2024 Paris Olimpiyat Oyunları açılış töreninde yer alan parçalı olgular, teori eşliğinde bütünlük ve hareket kazanıyor ve bizlere yeni kapitalizmin dinamiklerini gösteriyor. Sözü edilen dinamikler, sol liberalizmin de katkısı ile bir meydan okuma şeklinde dünya halklarının önüne serildi. Sistem bu defa yaşamın kendisine saldırıyor; zihinlerimizi, ilişkilerimizi, duygularımızı mücadele sahası hâline getiriyor. Geleceğin dijital faşizmi kendi toplum ve insan projesini sergiliyor; hazcı tüketimci üst insan, üst kast tipini özgürlük ve farklılık baskısı ile öne çıkarırken geniş insan kitlelerine “evrensel temel gelir” ile gizlenmiş bir iş(lev)sizlik ve alt kastlara mahkûmiyet dışında bir şey vaat etmiyor.
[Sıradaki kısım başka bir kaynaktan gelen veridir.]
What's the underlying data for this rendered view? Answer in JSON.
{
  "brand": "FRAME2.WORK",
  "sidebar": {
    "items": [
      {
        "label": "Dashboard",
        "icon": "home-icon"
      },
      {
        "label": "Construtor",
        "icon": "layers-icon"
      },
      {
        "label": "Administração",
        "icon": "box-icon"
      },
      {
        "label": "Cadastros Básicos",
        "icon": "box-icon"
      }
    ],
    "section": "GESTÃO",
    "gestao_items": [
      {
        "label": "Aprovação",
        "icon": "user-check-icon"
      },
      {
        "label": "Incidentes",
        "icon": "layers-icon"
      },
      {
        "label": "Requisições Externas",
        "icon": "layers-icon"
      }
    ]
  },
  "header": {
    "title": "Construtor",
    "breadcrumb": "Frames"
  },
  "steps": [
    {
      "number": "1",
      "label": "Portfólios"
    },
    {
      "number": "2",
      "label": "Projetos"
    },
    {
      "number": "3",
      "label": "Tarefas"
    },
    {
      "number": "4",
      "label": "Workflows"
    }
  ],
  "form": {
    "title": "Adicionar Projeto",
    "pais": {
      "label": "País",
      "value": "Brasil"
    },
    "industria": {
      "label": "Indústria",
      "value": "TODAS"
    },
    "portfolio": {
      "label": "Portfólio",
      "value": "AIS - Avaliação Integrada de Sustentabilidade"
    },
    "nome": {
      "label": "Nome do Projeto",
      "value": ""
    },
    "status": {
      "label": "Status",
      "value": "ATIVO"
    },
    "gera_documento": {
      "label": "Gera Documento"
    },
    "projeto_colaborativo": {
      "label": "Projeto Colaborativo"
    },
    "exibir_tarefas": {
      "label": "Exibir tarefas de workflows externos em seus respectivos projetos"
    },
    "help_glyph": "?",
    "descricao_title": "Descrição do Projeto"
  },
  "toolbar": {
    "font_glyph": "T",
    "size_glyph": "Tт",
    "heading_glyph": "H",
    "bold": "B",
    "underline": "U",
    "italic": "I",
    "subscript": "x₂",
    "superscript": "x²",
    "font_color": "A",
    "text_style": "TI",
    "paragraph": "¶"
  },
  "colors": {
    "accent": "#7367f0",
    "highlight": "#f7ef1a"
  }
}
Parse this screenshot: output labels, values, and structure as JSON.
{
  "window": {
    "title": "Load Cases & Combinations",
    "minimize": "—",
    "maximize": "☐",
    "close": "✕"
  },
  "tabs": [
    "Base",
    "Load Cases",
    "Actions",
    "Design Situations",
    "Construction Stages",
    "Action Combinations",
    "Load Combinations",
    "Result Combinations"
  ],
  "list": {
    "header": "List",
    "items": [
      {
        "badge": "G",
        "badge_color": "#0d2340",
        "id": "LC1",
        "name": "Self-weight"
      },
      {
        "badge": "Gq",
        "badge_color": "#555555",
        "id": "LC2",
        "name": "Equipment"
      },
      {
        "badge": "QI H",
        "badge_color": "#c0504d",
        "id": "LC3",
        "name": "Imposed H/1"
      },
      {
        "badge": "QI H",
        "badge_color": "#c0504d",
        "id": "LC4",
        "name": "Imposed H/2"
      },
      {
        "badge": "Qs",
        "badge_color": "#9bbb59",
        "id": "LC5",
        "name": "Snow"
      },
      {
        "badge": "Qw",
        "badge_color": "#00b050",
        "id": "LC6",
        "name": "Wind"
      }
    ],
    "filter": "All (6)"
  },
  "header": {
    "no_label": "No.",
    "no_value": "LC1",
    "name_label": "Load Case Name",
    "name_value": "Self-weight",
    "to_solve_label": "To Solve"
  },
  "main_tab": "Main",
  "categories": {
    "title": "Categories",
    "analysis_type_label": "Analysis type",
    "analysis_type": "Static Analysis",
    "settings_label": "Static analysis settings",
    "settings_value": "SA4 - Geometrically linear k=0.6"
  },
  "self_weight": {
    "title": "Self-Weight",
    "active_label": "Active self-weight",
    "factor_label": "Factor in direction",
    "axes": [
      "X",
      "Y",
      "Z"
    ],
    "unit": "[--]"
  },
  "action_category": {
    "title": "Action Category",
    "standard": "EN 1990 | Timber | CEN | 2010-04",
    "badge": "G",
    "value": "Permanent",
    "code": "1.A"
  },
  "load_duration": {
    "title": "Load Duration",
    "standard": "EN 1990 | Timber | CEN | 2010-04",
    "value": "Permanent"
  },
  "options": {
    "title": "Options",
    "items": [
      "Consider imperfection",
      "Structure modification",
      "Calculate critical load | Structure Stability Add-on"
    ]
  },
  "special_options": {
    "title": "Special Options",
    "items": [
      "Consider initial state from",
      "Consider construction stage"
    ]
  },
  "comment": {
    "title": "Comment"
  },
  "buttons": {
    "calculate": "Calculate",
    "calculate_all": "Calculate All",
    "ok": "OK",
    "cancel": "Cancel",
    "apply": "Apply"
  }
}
Kapitalizm “Son Yemek”i efendiler için transformasyona uğratırken, Oğuz Atay eşitlikçi ve paylaşımcı bir ortam olarak kurguladığı “Son Yemek” sahnesinde (Tehlikeli Oyunlar) “mutfak köleliğine son verilmeden hürriyet yemeği yenilemeyeceğini” vurguluyor. “Komploculuk” yaftasından korkmadan ama sadece kültürel-dinî eleştiri sahasına da hapsolmadan olan biteni ekonomi-politik, sınıfsal, kültürel yönleriyle görmek ve gerekli sonuçları çıkarmak gerekiyor.